Roast with Us, Roasting & Education
Airflow – Settings and Use
The North Coffee Company roasters come equipped with variable airflow. While a dial of 0-100 suggests a wide spread of airflow, we recommend the use of 3 settings:
- Low
- Medium and
- High
Don’t get hung up on dial numbers. Instead, use a simpler approach by employing a cigarette lighter to determine settings. Let’s do that.
1. Pull out the trier from the trier chute.
2. Put the lighter up to the chute. When the flame bends into the chute at about a 45 degree angle, this is low. Note your dial setting.
3. Next, find medium fan airflow. Light the flame and when the flame bends heavily into the chute, this is medium. Note your dial setting.
4. Finally, find high fan airflow. Light the flame and when it lights but extinguishes, this is high. Note your dial setting. Don’t go above this setting.
Now that we have the settings, how is airflow used? This is how we use airflow when we roast.
1. Low. From “charge” to end of drying, use an airflow setting of low. This permits the roaster to bring the core temperature of the beans up to the same temperature as the outside portion of the beans. This also dries the bean and sets you up for a successful roast.

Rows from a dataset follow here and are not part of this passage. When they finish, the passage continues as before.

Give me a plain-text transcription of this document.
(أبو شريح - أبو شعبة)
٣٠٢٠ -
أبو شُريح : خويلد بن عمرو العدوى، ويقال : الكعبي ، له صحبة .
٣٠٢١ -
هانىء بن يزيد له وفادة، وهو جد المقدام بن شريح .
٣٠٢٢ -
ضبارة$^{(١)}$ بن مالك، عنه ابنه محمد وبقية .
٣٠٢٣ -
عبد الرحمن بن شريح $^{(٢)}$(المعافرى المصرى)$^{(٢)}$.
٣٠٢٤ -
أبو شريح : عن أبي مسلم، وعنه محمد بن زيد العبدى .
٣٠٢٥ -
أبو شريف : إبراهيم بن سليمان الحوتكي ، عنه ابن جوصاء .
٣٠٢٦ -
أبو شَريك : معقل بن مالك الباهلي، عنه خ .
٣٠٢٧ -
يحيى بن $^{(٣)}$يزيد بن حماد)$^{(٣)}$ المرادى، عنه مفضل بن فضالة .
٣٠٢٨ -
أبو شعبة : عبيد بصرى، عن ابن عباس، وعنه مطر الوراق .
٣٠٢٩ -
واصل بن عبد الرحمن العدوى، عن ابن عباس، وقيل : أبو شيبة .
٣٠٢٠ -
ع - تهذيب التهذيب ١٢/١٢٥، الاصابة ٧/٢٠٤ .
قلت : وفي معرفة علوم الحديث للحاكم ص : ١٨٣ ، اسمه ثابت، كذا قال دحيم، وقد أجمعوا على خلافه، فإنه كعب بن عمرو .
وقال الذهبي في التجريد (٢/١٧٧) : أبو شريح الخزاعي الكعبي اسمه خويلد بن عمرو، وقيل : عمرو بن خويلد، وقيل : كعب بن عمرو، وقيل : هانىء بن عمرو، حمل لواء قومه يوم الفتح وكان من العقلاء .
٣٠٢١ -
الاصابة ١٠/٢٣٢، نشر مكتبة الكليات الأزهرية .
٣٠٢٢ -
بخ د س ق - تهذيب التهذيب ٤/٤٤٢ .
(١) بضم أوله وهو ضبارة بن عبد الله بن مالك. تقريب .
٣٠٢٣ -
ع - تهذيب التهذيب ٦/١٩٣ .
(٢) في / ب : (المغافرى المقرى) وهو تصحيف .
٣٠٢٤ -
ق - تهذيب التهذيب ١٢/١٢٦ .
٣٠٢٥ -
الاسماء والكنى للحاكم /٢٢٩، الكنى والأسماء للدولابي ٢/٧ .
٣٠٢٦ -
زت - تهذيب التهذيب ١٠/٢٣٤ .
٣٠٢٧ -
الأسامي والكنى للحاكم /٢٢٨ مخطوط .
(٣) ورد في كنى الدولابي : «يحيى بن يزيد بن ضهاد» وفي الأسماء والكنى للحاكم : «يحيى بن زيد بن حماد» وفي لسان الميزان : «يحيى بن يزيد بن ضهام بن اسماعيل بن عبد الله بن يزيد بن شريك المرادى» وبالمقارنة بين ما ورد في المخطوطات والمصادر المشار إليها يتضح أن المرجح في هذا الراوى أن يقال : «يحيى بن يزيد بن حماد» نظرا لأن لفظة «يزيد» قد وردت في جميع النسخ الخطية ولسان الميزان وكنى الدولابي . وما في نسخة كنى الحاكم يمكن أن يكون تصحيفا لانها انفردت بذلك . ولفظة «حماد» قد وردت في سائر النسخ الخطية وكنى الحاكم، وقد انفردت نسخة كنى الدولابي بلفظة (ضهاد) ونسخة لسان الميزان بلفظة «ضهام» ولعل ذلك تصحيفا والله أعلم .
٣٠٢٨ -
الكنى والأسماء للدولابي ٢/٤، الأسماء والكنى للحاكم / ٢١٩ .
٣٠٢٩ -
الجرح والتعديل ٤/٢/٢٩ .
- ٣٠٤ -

2. Medium. From end of drying to about 30 seconds before first crack. Anticipate 1st crack: look at the seam (begins to open) and examine the beans under the light. You will see the slightest smoke coming off the beans.
3. High. From 30 seconds before first crack to end of roast, open the airflow to high. Get that smoke out of the roaster. Don’t go above the setting for high that you have determined by the use of lighter. “More” is not better. We don’t want to move out aromatics, just the smoke.
As mentioned above, you may decide to do it a little differently. That is roaster preference. Now, roast on.